Confirming a nominee to the United States Supreme Court should never be distorted by political theater of a presidential election cycle. This is a bipartisan position.

Both parties have said what I – and my Republican colleagues – have said all year. 

Since day one, I have consistently said that no Supreme Court nominee should be considered for the Supreme Court by the Senate before the next president is sworn in. That also meant no consideration during the lame duck either, no matter the outcome of the election.

You can’t have it both ways.

This was my position before the election, this is still my position today. It was and is about the principle, not the individual.

As an outsider to the political process, this was a logical and easy position to take from the very beginning. The process for nominating and confirming a Justice to the United States Supreme Court is enshrined in our Constitution.

The hyper-partisanship and politics of a presidential election cycle should have absolutely no place in this process.

Confirming any individual to a lifetime appointment to the United States Supreme Court must rise above that kind of political posturing. It must be above any political theater.

Furthermore, and as I said previously, the American people deserve a voice in this process. Election Day was not only about changing the direction of our country, but it was also a referendum on the balance of the Supreme Court for generations to come.

Our decision to withhold consent on any Supreme Court nominee until after a new president is sworn in protected the integrity of the advice and consent process from political games in a heated presidential campaign cycle.
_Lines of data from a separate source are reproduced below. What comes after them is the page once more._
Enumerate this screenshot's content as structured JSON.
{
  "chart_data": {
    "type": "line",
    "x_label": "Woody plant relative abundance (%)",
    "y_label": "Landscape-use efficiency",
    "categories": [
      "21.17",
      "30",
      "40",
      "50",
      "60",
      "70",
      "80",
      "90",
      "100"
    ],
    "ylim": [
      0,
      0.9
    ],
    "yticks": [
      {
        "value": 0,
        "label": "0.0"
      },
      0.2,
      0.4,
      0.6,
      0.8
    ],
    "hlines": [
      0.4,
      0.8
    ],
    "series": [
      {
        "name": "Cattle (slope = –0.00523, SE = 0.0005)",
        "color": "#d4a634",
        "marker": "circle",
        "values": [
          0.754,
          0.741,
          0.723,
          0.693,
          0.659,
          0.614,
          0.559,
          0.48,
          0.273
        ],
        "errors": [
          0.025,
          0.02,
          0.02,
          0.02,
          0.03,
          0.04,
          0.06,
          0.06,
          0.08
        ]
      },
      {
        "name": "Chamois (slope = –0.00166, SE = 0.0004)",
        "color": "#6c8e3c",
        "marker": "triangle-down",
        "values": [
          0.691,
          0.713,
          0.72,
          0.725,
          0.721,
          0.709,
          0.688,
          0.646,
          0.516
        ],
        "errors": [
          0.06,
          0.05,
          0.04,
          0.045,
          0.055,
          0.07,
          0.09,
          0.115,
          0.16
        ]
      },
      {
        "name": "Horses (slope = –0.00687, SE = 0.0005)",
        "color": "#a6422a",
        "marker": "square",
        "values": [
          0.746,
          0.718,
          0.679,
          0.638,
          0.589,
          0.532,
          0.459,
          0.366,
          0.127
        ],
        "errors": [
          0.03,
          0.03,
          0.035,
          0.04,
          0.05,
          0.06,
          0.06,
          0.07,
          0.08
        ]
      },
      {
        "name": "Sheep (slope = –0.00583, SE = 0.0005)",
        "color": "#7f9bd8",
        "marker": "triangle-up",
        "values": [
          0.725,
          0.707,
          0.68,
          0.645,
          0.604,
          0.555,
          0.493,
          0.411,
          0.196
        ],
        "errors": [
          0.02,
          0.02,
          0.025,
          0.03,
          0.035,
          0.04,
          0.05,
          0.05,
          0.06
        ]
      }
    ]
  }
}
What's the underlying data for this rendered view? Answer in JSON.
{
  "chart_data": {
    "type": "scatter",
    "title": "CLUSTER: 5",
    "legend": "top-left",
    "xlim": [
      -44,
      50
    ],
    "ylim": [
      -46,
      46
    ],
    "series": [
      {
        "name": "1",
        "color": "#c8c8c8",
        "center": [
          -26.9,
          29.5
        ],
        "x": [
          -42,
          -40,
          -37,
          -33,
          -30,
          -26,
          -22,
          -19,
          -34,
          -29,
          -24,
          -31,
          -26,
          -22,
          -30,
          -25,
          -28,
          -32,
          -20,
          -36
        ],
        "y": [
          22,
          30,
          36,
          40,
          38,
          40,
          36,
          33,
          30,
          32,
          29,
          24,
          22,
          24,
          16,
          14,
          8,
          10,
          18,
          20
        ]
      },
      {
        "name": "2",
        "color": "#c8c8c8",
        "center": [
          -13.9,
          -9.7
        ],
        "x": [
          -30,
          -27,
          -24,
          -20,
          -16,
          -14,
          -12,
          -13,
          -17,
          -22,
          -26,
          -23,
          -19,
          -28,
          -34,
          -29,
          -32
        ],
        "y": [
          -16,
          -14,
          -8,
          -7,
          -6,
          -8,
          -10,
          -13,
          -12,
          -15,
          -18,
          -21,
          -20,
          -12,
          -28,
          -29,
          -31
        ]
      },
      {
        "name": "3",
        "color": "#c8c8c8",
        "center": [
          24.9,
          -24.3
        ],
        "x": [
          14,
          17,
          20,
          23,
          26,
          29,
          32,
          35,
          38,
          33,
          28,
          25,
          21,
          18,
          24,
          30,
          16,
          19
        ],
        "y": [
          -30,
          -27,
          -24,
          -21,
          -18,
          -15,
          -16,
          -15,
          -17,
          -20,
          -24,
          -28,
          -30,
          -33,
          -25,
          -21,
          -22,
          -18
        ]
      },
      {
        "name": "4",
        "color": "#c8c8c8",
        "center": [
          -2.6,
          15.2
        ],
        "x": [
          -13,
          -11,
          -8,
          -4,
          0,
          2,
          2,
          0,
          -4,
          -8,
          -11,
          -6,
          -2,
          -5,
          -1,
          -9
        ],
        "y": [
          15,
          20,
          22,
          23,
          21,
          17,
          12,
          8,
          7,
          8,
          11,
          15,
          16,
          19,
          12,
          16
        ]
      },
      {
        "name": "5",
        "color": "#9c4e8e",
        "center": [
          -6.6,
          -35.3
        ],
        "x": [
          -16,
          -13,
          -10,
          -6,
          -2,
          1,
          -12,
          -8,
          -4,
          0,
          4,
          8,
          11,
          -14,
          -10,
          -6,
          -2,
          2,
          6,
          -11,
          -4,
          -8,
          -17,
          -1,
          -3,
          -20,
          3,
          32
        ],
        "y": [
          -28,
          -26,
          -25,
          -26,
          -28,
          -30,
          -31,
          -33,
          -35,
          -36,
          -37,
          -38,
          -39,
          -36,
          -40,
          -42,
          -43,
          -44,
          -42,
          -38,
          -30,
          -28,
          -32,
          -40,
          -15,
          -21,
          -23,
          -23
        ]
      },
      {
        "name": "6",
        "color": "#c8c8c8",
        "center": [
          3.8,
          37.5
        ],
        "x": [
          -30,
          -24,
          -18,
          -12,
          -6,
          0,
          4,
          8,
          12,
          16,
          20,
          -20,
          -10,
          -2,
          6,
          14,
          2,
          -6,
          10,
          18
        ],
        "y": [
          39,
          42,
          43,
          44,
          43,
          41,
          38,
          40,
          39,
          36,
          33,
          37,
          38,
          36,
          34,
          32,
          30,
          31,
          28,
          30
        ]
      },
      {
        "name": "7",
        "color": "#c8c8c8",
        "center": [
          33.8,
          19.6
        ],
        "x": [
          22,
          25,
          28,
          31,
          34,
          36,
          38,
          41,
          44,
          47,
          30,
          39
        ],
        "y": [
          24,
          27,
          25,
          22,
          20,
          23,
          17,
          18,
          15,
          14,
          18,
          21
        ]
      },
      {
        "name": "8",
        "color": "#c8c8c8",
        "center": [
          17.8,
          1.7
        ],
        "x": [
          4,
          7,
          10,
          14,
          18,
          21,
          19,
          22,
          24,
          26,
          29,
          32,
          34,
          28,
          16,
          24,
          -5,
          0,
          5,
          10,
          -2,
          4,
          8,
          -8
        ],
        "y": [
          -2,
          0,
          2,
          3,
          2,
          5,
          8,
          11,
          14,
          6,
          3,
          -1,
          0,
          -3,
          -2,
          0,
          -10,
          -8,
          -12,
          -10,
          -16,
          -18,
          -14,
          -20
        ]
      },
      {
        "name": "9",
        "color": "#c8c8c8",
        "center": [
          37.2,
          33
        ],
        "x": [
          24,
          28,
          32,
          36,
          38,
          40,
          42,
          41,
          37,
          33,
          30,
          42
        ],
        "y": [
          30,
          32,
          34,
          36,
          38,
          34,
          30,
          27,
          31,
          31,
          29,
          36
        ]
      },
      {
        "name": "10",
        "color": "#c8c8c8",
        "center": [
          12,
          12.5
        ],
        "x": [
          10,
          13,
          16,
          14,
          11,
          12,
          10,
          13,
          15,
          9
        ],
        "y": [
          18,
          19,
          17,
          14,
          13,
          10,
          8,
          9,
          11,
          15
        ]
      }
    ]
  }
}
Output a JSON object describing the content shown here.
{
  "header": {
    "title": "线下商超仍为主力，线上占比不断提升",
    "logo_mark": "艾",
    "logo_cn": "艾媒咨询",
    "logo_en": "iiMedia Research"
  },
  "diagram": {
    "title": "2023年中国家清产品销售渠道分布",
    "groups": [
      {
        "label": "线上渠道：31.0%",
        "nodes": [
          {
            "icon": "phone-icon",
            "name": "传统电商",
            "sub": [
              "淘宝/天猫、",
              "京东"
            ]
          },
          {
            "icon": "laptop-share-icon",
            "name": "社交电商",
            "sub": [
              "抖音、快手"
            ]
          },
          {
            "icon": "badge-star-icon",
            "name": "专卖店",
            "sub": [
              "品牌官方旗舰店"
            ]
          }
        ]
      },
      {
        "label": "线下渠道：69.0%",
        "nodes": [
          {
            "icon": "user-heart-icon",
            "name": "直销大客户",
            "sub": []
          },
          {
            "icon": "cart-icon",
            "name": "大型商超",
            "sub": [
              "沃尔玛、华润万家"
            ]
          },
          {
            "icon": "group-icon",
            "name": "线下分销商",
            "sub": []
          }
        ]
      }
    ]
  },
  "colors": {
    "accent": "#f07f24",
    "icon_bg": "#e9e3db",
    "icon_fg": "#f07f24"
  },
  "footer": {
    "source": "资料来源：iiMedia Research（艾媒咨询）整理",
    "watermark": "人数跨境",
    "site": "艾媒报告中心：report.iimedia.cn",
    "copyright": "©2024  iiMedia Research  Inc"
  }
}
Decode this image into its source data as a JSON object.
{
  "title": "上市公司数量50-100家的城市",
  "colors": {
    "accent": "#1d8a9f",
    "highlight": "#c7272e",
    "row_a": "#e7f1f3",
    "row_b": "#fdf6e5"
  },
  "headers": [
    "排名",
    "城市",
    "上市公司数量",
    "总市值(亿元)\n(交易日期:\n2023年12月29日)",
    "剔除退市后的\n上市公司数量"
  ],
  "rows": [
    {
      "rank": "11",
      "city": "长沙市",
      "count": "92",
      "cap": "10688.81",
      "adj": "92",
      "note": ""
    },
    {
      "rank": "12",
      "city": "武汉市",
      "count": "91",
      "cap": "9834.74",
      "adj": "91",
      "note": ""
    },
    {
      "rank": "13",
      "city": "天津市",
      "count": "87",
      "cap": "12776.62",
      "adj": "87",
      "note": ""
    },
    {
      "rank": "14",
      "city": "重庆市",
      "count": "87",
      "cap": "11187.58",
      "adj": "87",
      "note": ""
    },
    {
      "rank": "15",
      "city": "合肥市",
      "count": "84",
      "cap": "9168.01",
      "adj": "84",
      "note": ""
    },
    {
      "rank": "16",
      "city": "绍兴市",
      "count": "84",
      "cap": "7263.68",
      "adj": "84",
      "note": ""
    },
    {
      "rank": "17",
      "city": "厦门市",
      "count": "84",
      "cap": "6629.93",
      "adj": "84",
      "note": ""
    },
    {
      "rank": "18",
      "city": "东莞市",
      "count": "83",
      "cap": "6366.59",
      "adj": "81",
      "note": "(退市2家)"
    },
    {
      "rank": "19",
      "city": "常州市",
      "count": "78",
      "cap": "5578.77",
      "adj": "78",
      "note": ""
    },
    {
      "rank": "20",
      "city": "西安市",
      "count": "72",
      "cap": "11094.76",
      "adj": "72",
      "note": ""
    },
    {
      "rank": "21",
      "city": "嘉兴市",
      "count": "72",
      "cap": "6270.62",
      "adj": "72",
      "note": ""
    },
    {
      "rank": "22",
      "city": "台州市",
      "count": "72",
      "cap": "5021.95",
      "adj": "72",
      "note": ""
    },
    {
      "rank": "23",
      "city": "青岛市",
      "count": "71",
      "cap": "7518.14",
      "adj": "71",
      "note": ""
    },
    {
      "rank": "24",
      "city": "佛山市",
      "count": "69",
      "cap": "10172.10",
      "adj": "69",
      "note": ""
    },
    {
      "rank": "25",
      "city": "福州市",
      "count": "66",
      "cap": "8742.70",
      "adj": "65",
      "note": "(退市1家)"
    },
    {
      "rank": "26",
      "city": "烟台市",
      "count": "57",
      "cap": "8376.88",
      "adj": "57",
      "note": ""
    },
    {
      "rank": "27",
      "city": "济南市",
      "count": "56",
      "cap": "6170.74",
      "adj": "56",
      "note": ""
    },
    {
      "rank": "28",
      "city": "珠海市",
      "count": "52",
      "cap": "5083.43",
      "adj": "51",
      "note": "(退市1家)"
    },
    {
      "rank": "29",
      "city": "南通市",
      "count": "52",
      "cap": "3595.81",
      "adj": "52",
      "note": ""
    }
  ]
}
That decision was entirely within the rights and responsibilities of the Senate, as outlined in the Constitution.

We did our job, and next year we are going to continue to do that job of advice and consent as we consider the next nomination for the Supreme Court. With a new president sworn in, it will be time for the Senate to confirm a nominee to the United States Supreme Court.

The election is over. The people have spoken. Americans have elected a new president. They chose a new direction.

I urge members of this body to listen to them, and I urge this body to remember the integrity of the process.

I also look forward to hearing from whomever President-elect Trump nominates to serve on the Supreme Court, and having the opportunity to vote on his or her confirmation.”